At this scale, you may as well just join adjacent points up with a straight line, your plot is so smooth. But without underlying theory of why Y depends on X (like an inverse square law, or exponential growth, or something) all you are doing is joining the dots, and there are infinite ways of doing that.

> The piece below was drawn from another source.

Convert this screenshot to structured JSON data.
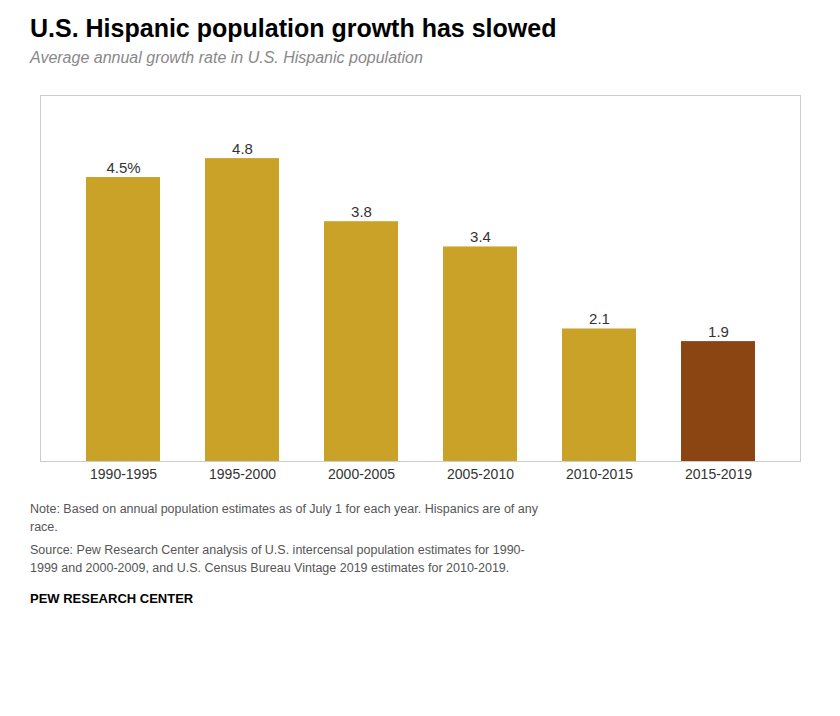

Regressing x/y vs. x Plotting y vs. x for the low data and playing around a bit it seems that x/y is approximately linear in x so try regressing x/y against x which gives us a relationship based on only two parameters:
y = x / (a + b * x)
where a and b are the regression coefficients.
> lm(x / y ~ x, lo.data)
Call:
lm(formula = x/y ~ x, data = lo.data)
Coefficients:
(Intercept) x
-0.1877 -0.3216
MM.2 The above can be transformed into the MM.2 model in the drc R package. As seen below this model has a high R2. Also, we calculate the AIC which we can use to compare to other models (lower is better):
> library(drc)
> fm.mm2 <- drm(y ~ x, data = lo.data, fct = MM.2())
> cor(fitted(fm.mm2), lo.data$y)^2
[1] 0.9986303
> AIC(fm.mm2)
[1] -535.7969
CRS.6 This suggests we try a few other drc models and of the ones we tried CRS.6 has a particularly low AIC and seems to fit well visually:
> fm.crs6 <- drm(y ~ x, data = lo.data, fct = CRS.6())
> AIC(fm.crs6)
[1] -942.7866
> plot(fm.crs6) # see output below
This gives us a range of models we can use from the 2 parameter MM.2 model which is not as good as a fit (according to AIC) as the CRS.6 but still fits quite well and has the advantage of only two parameters or the 6 parameter CRS.6 model with its superior AIC. Note that AIC already penalizes models for having more parameters so having a better AIC is not a consequence of having more parameters.
Other If its believed that both low and high should have the same model form then finding a single model form fitting both low and high well might be used as another criterion for picking a model form. In addition to the drc models, there are also some yield-density models in (2.1), (2.2), (2.3) and (2.4) of Akbar et al, IRJFE, 2010 which look similar to the MM.2 model which could be tried.
UPDATED: reworked this around the drc package.